Мария Николаевна сделала новый укол, но он не уснул. Наоборот, глаза его сузились и, найдя взглядом Марка Соломоновича, он, с трудом разлепив спекшиеся губы, покрывавшиеся неровной белой каемкой, сказал, почему-то слегка заикаясь:
— Прости меня, отец, за все, если можешь и спасибо тебе.
Марк Соломонович закричал:
— Не смей, Пашка!
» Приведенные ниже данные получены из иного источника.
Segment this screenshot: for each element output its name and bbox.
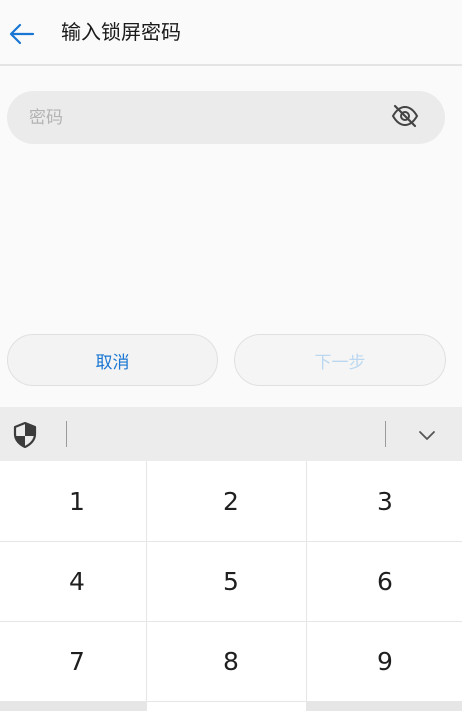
eye-off-icon [391, 104, 419, 132]
toggle-visibility-button[interactable] [390, 104, 420, 132]
key-3[interactable]: 3 [308, 461, 462, 541]
function-key-edge [307, 701, 462, 711]
next-button[interactable]: 下一步 [234, 334, 446, 386]
key-6[interactable]: 6 [308, 541, 462, 621]
key-2[interactable]: 2 [154, 461, 308, 541]
keyboard-toolbar [0, 407, 462, 461]
toolbar-divider [385, 421, 386, 447]
keypad-divider [0, 621, 462, 622]
toolbar-divider [66, 421, 67, 447]
key-4[interactable]: 4 [0, 541, 154, 621]
arrow-left-icon [9, 23, 35, 49]
password-field [7, 91, 445, 144]
password-input[interactable] [29, 91, 369, 144]
key-8[interactable]: 8 [154, 621, 308, 701]
key-1[interactable]: 1 [0, 461, 154, 541]
function-key-edge [0, 701, 146, 711]
app-header: 输入锁屏密码 [0, 0, 462, 66]
chevron-down-icon [418, 426, 436, 445]
key-5[interactable]: 5 [154, 541, 308, 621]
cancel-button[interactable]: 取消 [7, 334, 218, 386]
shield-icon [12, 422, 38, 448]
page-title: 输入锁屏密码 [61, 20, 181, 44]
back-button[interactable] [2, 16, 42, 56]
keypad-divider [0, 541, 462, 542]
keypad-divider [146, 461, 147, 711]
key-9[interactable]: 9 [308, 621, 462, 701]
key-7[interactable]: 7 [0, 621, 154, 701]
collapse-keyboard-button[interactable] [410, 423, 444, 447]
keypad-divider [306, 461, 307, 711]
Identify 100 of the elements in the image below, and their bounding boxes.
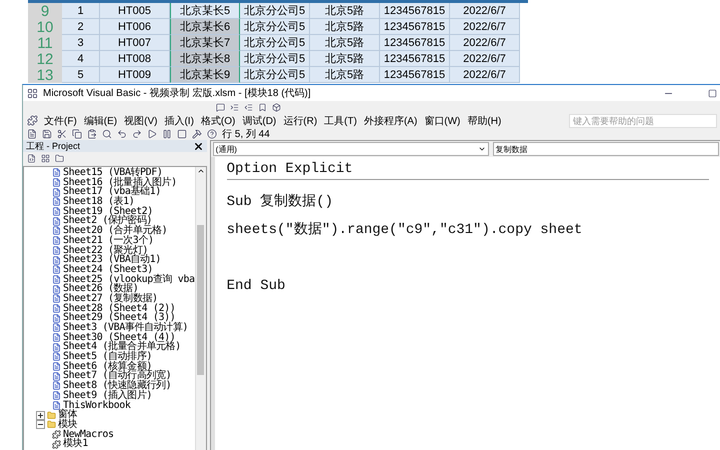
paste-icon[interactable] [87,128,97,138]
puzzle-icon[interactable] [27,115,38,126]
menu-item[interactable]: 插入(I) [163,114,195,128]
search-icon[interactable] [102,128,112,138]
menu-item[interactable]: 窗口(W) [423,114,462,128]
app-icon[interactable] [27,88,38,98]
sheet-icon [52,314,61,323]
procedure-dropdown[interactable]: 复制数据 [492,142,719,156]
tree-item[interactable]: Sheet27 (复制数据) [63,294,158,304]
sheet-icon [52,342,61,352]
hammer-icon[interactable] [192,128,202,138]
table-cell: 2022/6/7 [450,35,520,51]
table-cell: 北京5路 [310,3,380,19]
save-icon[interactable] [42,128,52,138]
tree-item[interactable]: Sheet16 (批量插入图片) [63,178,177,188]
sheet-icon [52,226,61,236]
copy-icon[interactable] [72,128,82,138]
view-code-icon[interactable] [27,154,36,163]
menu-item[interactable]: 调试(D) [241,114,278,128]
tree-item[interactable]: Sheet25 (vlookup查询 vba [63,274,195,284]
sheet-icon [52,178,61,188]
sheet-icon [52,391,61,400]
table-cell: HT008 [100,51,170,67]
sheet-icon [52,362,61,372]
close-icon[interactable] [192,140,204,152]
stop-icon[interactable] [177,128,187,138]
view-object-icon[interactable] [41,154,50,163]
tree-item[interactable]: Sheet3 (VBA事件自动计算) [63,323,188,333]
pause-icon[interactable] [162,128,172,138]
table-cell: 1234567815 [380,67,450,83]
expand-toggle[interactable] [36,410,45,420]
sheet-icon [52,381,61,390]
tree-item[interactable]: Sheet26 (数据) [63,284,138,294]
sheet-icon [52,207,61,216]
menu-item[interactable]: 格式(O) [200,114,236,128]
tree-item[interactable]: Sheet5 (自动排序) [63,352,152,362]
table-cell: 5 [62,67,100,83]
tree-item[interactable]: Sheet24 (Sheet3) [63,264,153,275]
tree-item[interactable]: 模块 [58,420,78,430]
table-cell: HT005 [100,3,170,19]
box-icon[interactable] [272,103,281,112]
menu-item[interactable]: 编辑(E) [82,114,118,128]
table-cell: 3 [62,35,100,51]
table-cell: 北京分公司5 [240,3,310,19]
tree-item[interactable]: Sheet30 (Sheet4 (4)) [63,332,176,342]
cursor-position: 行 5, 列 44 [222,128,270,140]
undo-icon[interactable] [117,128,127,138]
outdent-icon[interactable] [244,103,253,112]
tree-item[interactable]: Sheet19 (Sheet2) [63,206,153,216]
scrollbar[interactable] [194,167,206,450]
tree-item[interactable]: Sheet18 (表1) [63,197,134,207]
comment-icon[interactable] [216,103,225,112]
table-cell: HT007 [100,35,170,51]
collapse-toggle[interactable] [36,420,45,430]
sheet-icon [52,246,61,255]
sheet-icon [52,168,61,178]
bookmark-icon[interactable] [258,103,267,112]
tree-item[interactable]: Sheet22 (聚光灯) [63,246,148,256]
help-icon[interactable] [207,128,217,138]
tree-item[interactable]: 模块1 [63,439,88,449]
sheet-icon [52,274,61,284]
tree-item[interactable]: Sheet9 (插入图片) [63,390,152,401]
menu-item[interactable]: 运行(R) [282,114,318,128]
menu-item[interactable]: 视图(V) [123,114,158,128]
table-cell: HT006 [100,19,170,35]
redo-icon[interactable] [132,128,142,138]
sheet-icon [52,352,61,362]
tree-item[interactable]: 窗体 [58,410,78,420]
table-cell: 1234567815 [380,51,450,67]
cut-icon[interactable] [57,128,67,138]
sheet-icon [52,372,61,381]
maximize-icon[interactable] [708,88,717,98]
table-cell: 2 [62,19,100,35]
indent-icon[interactable] [230,103,239,112]
tree-item[interactable]: Sheet6 (核算金额) [63,362,152,372]
run-icon[interactable] [147,128,157,138]
table-cell: 1234567815 [380,19,450,35]
tree-item[interactable]: Sheet21 (一次3个) [63,236,154,246]
object-dropdown[interactable]: (通用) [212,142,489,156]
help-search-field[interactable]: 键入需要帮助的问题 [569,114,717,128]
menu-item[interactable]: 文件(F) [43,114,78,128]
scroll-up-icon[interactable] [196,167,205,175]
sheet-icon [52,284,61,294]
menu-item[interactable]: 外接程序(A) [362,114,418,128]
document-icon[interactable] [27,128,37,138]
menu-item[interactable]: 帮助(H) [466,114,502,128]
tree-item[interactable]: Sheet20 (合并单元格) [63,226,168,236]
module-icon [52,430,61,439]
menu-item[interactable]: 工具(T) [323,114,358,128]
table-cell: 北京分公司5 [240,19,310,35]
tree-item[interactable]: Sheet8 (快速隐藏行列) [63,381,172,391]
table-cell: 北京5路 [310,51,380,67]
tree-item[interactable]: ThisWorkbook [63,400,130,410]
tree-item[interactable]: Sheet15 (VBA转PDF) [63,168,163,178]
folder-icon[interactable] [55,154,64,163]
tree-item[interactable]: Sheet28 (Sheet4 (2)) [63,304,176,314]
code-editor[interactable]: Option Explicit Sub 复制数据() sheets("数据").range("c9","c31").copy sheet End Sub [210,157,720,450]
sheet-icon [52,197,61,206]
tree-item[interactable]: Sheet23 (VBA自动1) [63,255,161,265]
table-cell: 2022/6/7 [450,3,520,19]
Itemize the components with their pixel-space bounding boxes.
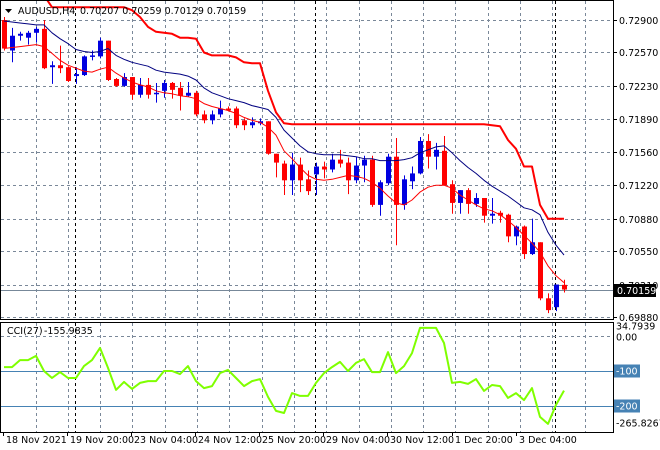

Господь не допустит пролития крови невинной, — но Павлик не слушал его.
Он вновь сказал мне:
"Сожми мою руку", — и продолжал говорить. Он то останавливался на несколько секунд, то снова говорил, все быстрее и быстрее, отчего не только отдельные слова его, но иногда и целые фразы трудно было понять.
— Там со всех концов России народу хватало. Но не как у урок — все друг за дружку держатся и придурки не такие как везде. Стукачи, если и были, помалкивали, человек пять-шесть замочили, вот они и молчок. Когда усатый откинул копыта, все наши зэки свои номерные шапки вверх кидали, "ура!" кричали. На амнистию стали надеяться, она и вышла, да только не нам, а блатным. Зато когда Лаврушку ухлопали, портреты его из КВЧ и отовсюду убрали, тут стал волноваться народ. Но только нам еще горше стало. Лютовала вохра и вся их кодла. Может, чуяла, что мы уже не такие стали, что не конца срока ждем, не на него надеемся. Я, представляешь, шесть лет с нашими каторжными отбухал, а все привыкнуть к ним не мог, как они живут, как говорят. Но и как раньше жить тоже не мог, тянулся к ним. Когда мороз и угольную пыль глотал, когда кайлом из последних сил махал, все с ними полегче казалось. Полегче, да нелегко. Но рядили наши не как в ИТЛ: "Умри ты сегодня, а я завтра!", а по другому: "Живы будем — не помрем!"
Комитет у них появился — человек десять примерно, всех их никто не знал. На виду только главный, совсем пацан, Дима звали. Был он студент из Москвы, на инженера учился, когда десятку схлопотал. Так если кто ослабнет совсем от кайла, от пыли этой угольной клятой, комитет ему хлеб давал и напередки — свой. Так и держались друг за дружку. Стал я чуять, что-то готовится, а что, понять не могу — на резню не похоже. Спросил у Димы, а он только ощерился: "Потерпи, солдат, скоро узнаешь".
По лагерю параши ползут и ползут. Этапы новые редко приходить стали и все больше не с воли, а из других лагпунктов и командировок. От них тоже параша — полыхает в лагерях. Вот зима настала, такой лютой еще не было, за 50 градусов заходило, а нас все одно в шахты гонят — там, дескать, теплее. Дима сказал, в этих местах такие зимы — в норме, ведь за полярным кругом стоим. Кодда не хуже мороза лютует. Из стоячих карцеров все чаще мертвые ледяные чурки выпадали. Вот как-то настало утро, а оно там зимой, да и целый день, как ночь, все одно — тьма. Время по звону рельсы узнавали. Выстроили нас в утреннюю поверку и на развод: в шахты идти. Поверку прошли, а как скомандовали: "Первая бригада, марш!" — все стоят и не шевелятся. Майор пузатый, начальник лагеря то есть, сразу с лица спал, снова, теперь сам, команду кричит. А мы молчим и стоим. Тут его, да и всю кодлу из зоны как ветром сдуло. Майор закричал, чтобы прожектора и лампы вырубили. Стоим в темноте. Молчим. А он, видно, сообразил, раскумекал, что в темноте-то и подорвать из зоны легче, приказал снова врубить свет.